The longer it goes on, the fewer who will remain fooled.
This column went up at FrontPageMag.com early this morning.
In his State of the Union speech on February 12, President Barack Obama failed to note that this nation’s 16th President, Abraham Lincoln, was born on the same date 204 years earlier. Perhaps that’s because it was Lincoln who said: “Better to remain silent and be thought a fool than to speak out and remove all doubt.”
Obama removed all doubt about his foolishness — at least in his public statements, though possibly not in regards to his and fellow progressives’ larger agenda — when he told the assembled senators and congressmen that, concerning the state of the economy, “[W]e have cleared away the rubble of crisis, and can say with renewed confidence that the state of our union is stronger.”
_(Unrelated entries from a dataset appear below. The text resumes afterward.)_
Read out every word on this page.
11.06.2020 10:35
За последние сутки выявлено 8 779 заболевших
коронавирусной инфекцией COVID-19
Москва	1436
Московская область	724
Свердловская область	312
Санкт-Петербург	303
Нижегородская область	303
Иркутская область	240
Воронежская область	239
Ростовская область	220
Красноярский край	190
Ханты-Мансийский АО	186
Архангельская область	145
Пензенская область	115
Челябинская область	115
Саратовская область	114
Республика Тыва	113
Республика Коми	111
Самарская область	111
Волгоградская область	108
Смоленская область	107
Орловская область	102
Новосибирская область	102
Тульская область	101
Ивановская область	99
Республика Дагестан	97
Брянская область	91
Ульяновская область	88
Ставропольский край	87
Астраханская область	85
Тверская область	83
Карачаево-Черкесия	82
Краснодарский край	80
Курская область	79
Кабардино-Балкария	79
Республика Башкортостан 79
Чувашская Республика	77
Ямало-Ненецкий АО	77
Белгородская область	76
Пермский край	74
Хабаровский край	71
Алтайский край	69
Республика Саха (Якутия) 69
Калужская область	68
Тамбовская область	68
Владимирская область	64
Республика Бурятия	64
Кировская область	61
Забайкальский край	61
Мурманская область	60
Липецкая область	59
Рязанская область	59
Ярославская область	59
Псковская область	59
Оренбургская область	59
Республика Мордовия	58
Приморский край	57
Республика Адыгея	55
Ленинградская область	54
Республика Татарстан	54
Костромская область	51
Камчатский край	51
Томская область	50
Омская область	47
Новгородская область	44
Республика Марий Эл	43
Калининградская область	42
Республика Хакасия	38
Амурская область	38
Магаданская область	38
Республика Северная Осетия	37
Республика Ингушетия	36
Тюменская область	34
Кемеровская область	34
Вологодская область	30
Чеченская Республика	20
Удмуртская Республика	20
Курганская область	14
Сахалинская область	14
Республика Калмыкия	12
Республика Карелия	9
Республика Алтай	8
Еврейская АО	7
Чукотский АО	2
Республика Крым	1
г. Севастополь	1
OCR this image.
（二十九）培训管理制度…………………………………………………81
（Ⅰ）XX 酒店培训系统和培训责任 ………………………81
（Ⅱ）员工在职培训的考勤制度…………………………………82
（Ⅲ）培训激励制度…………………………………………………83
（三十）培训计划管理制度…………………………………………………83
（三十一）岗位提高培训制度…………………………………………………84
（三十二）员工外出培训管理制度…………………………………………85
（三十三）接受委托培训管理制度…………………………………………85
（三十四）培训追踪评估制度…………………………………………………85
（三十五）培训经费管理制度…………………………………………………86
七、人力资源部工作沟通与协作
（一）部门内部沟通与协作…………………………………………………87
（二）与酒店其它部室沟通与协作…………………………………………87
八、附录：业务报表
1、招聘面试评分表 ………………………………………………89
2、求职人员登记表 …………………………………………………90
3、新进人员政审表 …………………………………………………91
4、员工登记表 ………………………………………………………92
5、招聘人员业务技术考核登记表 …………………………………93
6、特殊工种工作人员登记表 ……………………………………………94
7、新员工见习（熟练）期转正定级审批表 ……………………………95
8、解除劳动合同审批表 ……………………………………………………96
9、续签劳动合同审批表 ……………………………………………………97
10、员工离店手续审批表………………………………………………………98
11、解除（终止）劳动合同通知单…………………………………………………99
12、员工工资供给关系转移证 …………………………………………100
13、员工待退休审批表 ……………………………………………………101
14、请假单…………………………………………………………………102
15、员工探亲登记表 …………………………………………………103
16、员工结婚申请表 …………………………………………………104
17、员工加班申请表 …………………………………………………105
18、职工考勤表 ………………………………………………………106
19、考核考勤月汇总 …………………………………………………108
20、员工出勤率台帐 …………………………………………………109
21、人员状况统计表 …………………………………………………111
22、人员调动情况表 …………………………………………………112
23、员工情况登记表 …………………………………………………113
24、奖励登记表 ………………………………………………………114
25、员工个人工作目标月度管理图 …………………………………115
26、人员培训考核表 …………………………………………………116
No it’s not, and all of the insufferable media cheerleading describing jobs reports as “mostly encouraging” even when the official unemployment rate goes up, and about “A U.S. Economy That’s Strengthened Over (the) Past 4 Years,” won’t change that.
The evidence could take up a book. I’ll limit mine to three areas: employment, student loans, and housing.
A February 1 Investor’s Business Daily editorial which appeared shortly after the government released its January jobs report laid out the primary truth about the current job market:
It took an average of just 24 months to regain all the jobs lost in the previous nine recessions. But at the current Obama job-creation pace, it will take about 80 months to regain those lost jobs.
After four years America remains in a jobs depression as great as the Great Depression. But the crisis isn’t seen in that light because the country isn’t confronted daily by scenes of despair like the 1930s photographs of bread lines and soup kitchens …
… The jobless today are much less visible than they were in the 1930s because relief is organized differently.
Zuckerman’s subheadline succinctly detailed the point just made: “Twelve million out of work, 48 million on food stamps, 11 million on disability.”
Even those glum statistics don’t adequately capture the entire problem. Per Zuckerman, “The only work that has increased (since the November 2007 peak in nationwide employment) is part-time, and that is because it allows employers to reduce costs through a diminished benefit package or none at all.” Many employers are also clearly doing all they can to keep all but a few key employees from toiling more than 30 hours per week, because ObamaCare will compel them to treat employees who work 30 or more hours as “full-time,” forcing them to either provide mandatory health insurance coverage or pay a fine if they don’t.
Additionally, the jobs that are being obtained are going overwhelmingly to workers who are 55 and older, where employment (again, largely part-time) has grown by 4 million during the past four years. Employment for everyone else during that same period has decreased by almost 3 million. The overall labor force participation rate is back to where it was during the early 1980s, an era when a much higher percentage of spouses voluntarily stayed home to raise their children.
The growing crisis in the government’s student loan programs may be the least publicized trillion-dollar mess in world history. Outstanding balances have grown by $400 billion during just the past four years. During that time, the percentage of loans which is 90 or more days delinquent has skyrocketed from an already awful 8 percent to 11 percent, with most of that increase occurring during just the past few reported quarters.
Why is this happening — and why will the situation probably get much worse? A record percentage of high school grads is going on to college, but an unprecedented percentage of those who do is ill equipped to succeed in their studies. When they fail, their student loans don’t go away, not even in bankruptcy. If they can get jobs, they probably won’t pay very well. Their student loan payments act as an effective millstone hindering their ability to otherwise advance in life.
The alleged recovery in the housing industry is one of the most heavily publicized economic myths going. We’re supposed to be excited that new home sales are achieving three-years highs, even though today’s level is barely back to where it was during the early-1980s recession, when the U.S. population was 25 percent lower. Today’s level of homebuilding activity is about half of what it should be in a truly healthy economy. Though it’s clear that the housing bubble engineered by government frauds by design Fannie Mae and Freddie Mac and assisted by previous Federal Reserve Chairman Alan Greenspan caused home prices to increase beyond reason during the previous decade, the fact remain that inflation-adjusted home prices are right back where they were in 1990. So much for a home being a great long-term investment.
Uncanny in its inability to learn from past mistakes, risky lending policies and decisions have taken yet another government housing entity, this time the Federal Housing Authority, to the brink of insolvency. Last week, the Government Accountability Office “released a report stating … (that it) is a ‘high risk’ entity.”
Lincoln said something else about foolishness which ties directly into Obama’s State of the Union address: “You can fool all the people some of the time, and some of the people all the time, but you cannot fool all the people all the time.” As the nation’s Obama-induced economic malaise continues, the roster of those who are being fooled will continue to shrink.